Leopoldo María Panero
En la penumbra de este mundo nos mentimos a nosotros mismos con tal de lograr alcanzar algún lugar y ya no hay paz para nadie, y ya no hay paz en la que descansar. Solo queda un rastro de llamas entre las que arder hasta ser cenizas, hasta ser infinitas cenizas que meterse por la nariz.
En un baño cualquiera bajo luces constantes de neón me metí más rayas de las que pude contar y le hablé a mi reflejo, consciente de que no era yo mismo, y él escupió sobre mí, gritándome toda la mierda que le hice tragar y lacerándome el cuerpo para recordarme que ya no podía más.
Caí, caí en una espiral de dolor y no quedaba ya marcha atrás y sonreí, porque no hay mejor artista que el poeta maldito que sangra todas sus heridas en el papel, por verse morir en vida, por verse vivir en muerte, por desangrarse hasta suicidarse en un puñado de versos que nadie jamás llegará a leer.
Y sonreí. Porque... ¿qué más iba a hacer? Y salí a la pista de la discoteca mientras la música martilleaba los oídos entre ritmos electrónicos y bajos y graves constantes y bailé, bailé hasta no poder más, bailé hasta caer rendido, bailé hasta que mi cuerpo no pudo más y el sudor resbalaba por mi frente mientras yo ido miraba hacia el techo y las luces de colores que lo flasheaban todo. Me perdí entre piernas, saliva, bocas y lenguas, entre sonrisas lascivas y frenéticos bailes de puras convulsiones corporales y no paré de bailar nunca en ningún momento, jamás. Bailé hasta que ya no pude más. Y eso hice. Sonreí.

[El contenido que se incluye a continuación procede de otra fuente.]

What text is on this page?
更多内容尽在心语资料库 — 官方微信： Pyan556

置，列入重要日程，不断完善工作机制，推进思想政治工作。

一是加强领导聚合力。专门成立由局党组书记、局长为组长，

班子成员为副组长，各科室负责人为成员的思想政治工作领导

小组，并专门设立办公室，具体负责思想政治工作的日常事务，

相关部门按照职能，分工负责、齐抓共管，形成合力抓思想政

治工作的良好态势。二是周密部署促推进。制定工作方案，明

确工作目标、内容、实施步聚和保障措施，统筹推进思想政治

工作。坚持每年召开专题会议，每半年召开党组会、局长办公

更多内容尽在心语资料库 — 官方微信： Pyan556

En la penumbra de este mundo a veces vivimos sin saber muy bien el motivo, las noches nos pillan a destiempo y los amaneceres nos sorprenden tirados en el sofá o la cama, con todas las cervezas, la ropa y la droga tirada por la habitación. La resaca en las venas y la pasión de los cuerpos desnudos todavía a flor de piel. Con la vida perdida en ninguna parte. Con el dolor del presente en el tiempo y con los pasos justos para ir al baño, echar una meada, asomarme a la ventana, entrecerrar los ojos incapaz de soportar la luz natural que me intenta arrastrar al exterior y deslizarme sin levantar los pies del suelo hasta la cama, donde caigo rendido, donde caigo muerto. Hasta la noche siguiente.
Y así cada jornada de pura rutina y desidia en la que no queda nada más que hacer que seguir, seguir, seguir, seguir irrefrenablemente a ese ritmo insoportable para no tener que pensar, para no tener que cuestionarme todo, para no tener que soportarme, para no tener que preocuparme por un cuerpo que no resistirá por mucho tiempo más ese malestar martilleante y constante que le asalta veinte de cada veinticuatro horas al día.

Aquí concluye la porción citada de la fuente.